POST your input parameters to the model's REST endpoint (shown in the API tab of this playground) with your WaveSpeedAI API key in the Authorization header. Submission returns a prediction ID; poll the prediction endpoint until status flips to "completed", then read the output URL from the result. The playground generates a ready-to-paste code sample in Python, JavaScript, or cURL for whatever inputs you've set. Full request/response shape is documented at https://wavespeed.ai/docs/docs-api/minimax/minimax-hailuo-2.3-i2v-standard.
Hailuo 2.3 I2v Standard starts at $0.28 per run.
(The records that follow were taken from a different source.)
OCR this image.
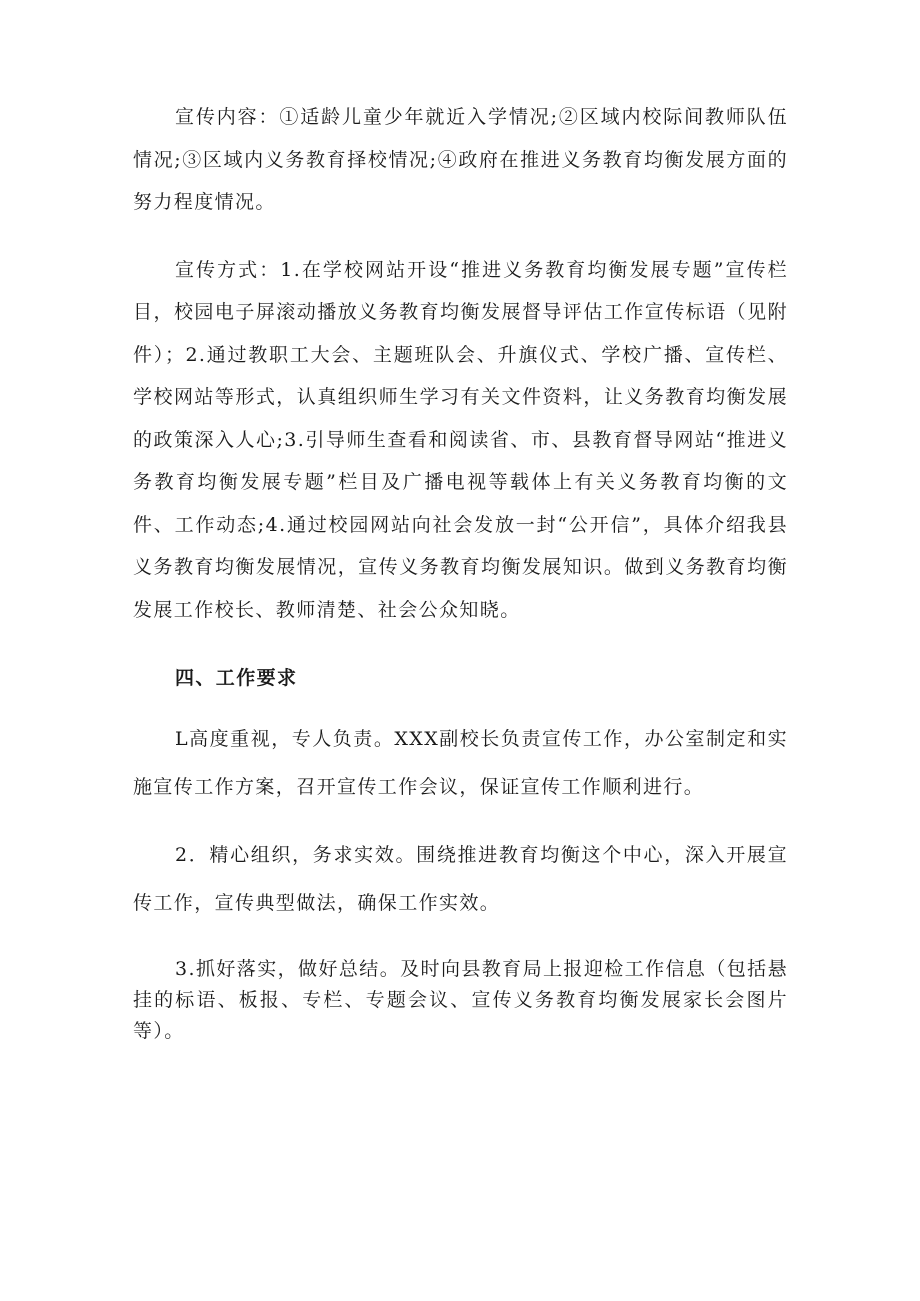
宣传内容：①适龄儿童少年就近入学情况;②区域内校际间教师队伍情况;③区域内义务教育择校情况;④政府在推进义务教育均衡发展方面的努力程度情况。

宣传方式：1.在学校网站开设“推进义务教育均衡发展专题”宣传栏目，校园电子屏滚动播放义务教育均衡发展督导评估工作宣传标语（见附件）；2.通过教职工大会、主题班队会、升旗仪式、学校广播、宣传栏、学校网站等形式，认真组织师生学习有关文件资料，让义务教育均衡发展的政策深入人心;3.引导师生查看和阅读省、市、县教育督导网站“推进义务教育均衡发展专题”栏目及广播电视等载体上有关义务教育均衡的文件、工作动态;4.通过校园网站向社会发放一封“公开信”，具体介绍我县义务教育均衡发展情况，宣传义务教育均衡发展知识。做到义务教育均衡发展工作校长、教师清楚、社会公众知晓。

四、工作要求

L高度重视，专人负责。XXX副校长负责宣传工作，办公室制定和实施宣传工作方案，召开宣传工作会议，保证宣传工作顺利进行。

2．精心组织，务求实效。围绕推进教育均衡这个中心，深入开展宣传工作，宣传典型做法，确保工作实效。

3.抓好落实，做好总结。及时向县教育局上报迎检工作信息（包括悬挂的标语、板报、专栏、专题会议、宣传义务教育均衡发展家长会图片等）。
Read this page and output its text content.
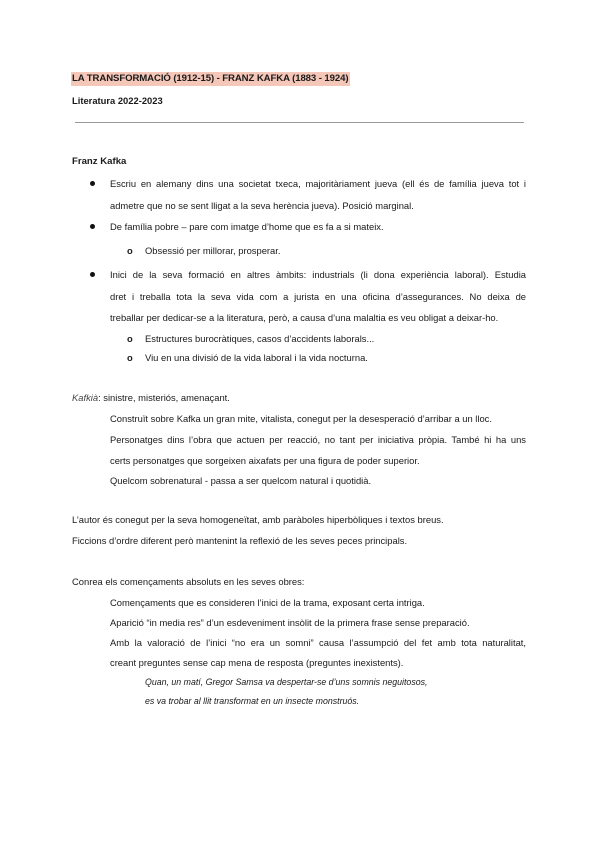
LA TRANSFORMACIÓ (1912-15) - FRANZ KAFKA (1883 - 1924)
Literatura 2022-2023
Franz Kafka
Escriu en alemany dins una societat txeca, majoritàriament jueva (ell és de família jueva tot i
admetre que no se sent lligat a la seva herència jueva). Posició marginal.
De família pobre – pare com imatge d’home que es fa a si mateix.
o Obsessió per millorar, prosperar.
Inici de la seva formació en altres àmbits: industrials (li dona experiència laboral). Estudia
dret i treballa tota la seva vida com a jurista en una oficina d’assegurances. No deixa de
treballar per dedicar-se a la literatura, però, a causa d’una malaltia es veu obligat a deixar-ho.
o Estructures burocràtiques, casos d’accidents laborals...
o Viu en una divisió de la vida laboral i la vida nocturna.
Kafkià: sinistre, misteriós, amenaçant.
Construït sobre Kafka un gran mite, vitalista, conegut per la desesperació d’arribar a un lloc.
Personatges dins l’obra que actuen per reacció, no tant per iniciativa pròpia. També hi ha uns
certs personatges que sorgeixen aixafats per una figura de poder superior.
Quelcom sobrenatural - passa a ser quelcom natural i quotidià.
L’autor és conegut per la seva homogeneïtat, amb paràboles hiperbòliques i textos breus.
Ficcions d’ordre diferent però mantenint la reflexió de les seves peces principals.
Conrea els començaments absoluts en les seves obres:
Començaments que es consideren l’inici de la trama, exposant certa intriga.
Aparició “in media res” d’un esdeveniment insòlit de la primera frase sense preparació.
Amb la valoració de l’inici “no era un somni” causa l’assumpció del fet amb tota naturalitat,
creant preguntes sense cap mena de resposta (preguntes inexistents).
Quan, un matí, Gregor Samsa va despertar-se d’uns somnis neguitosos,
es va trobar al llit transformat en un insecte monstruós.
That figure is the base price — the final charge scales with the parameters you set in the form (output size, length, count, references, or whatever knobs this model exposes), so a higher-quality or larger output costs more than a minimal one. The exact cost for your current input is shown live next to the Generate button before you submit, and the actual per-call charge is recorded on the prediction afterwards.
Key inputs: `prompt`, `image`, `duration`, `enable_prompt_expansion`. The full JSON schema (types, defaults, allowed values) is rendered above the Generate button and mirrored in the API reference at https://wavespeed.ai/docs/docs-api/minimax/minimax-hailuo-2.3-i2v-standard.
Average end-to-end generation time on WaveSpeedAI is around 116 seconds per request — measured across recent runs. Queue time scales with global demand; live status is visible in the prediction record.
Commercial usage rights depend on the model's license, set by its provider (MiniMax). The license summary appears on the model card above; see WaveSpeedAI's Terms of Service for platform-level conditions.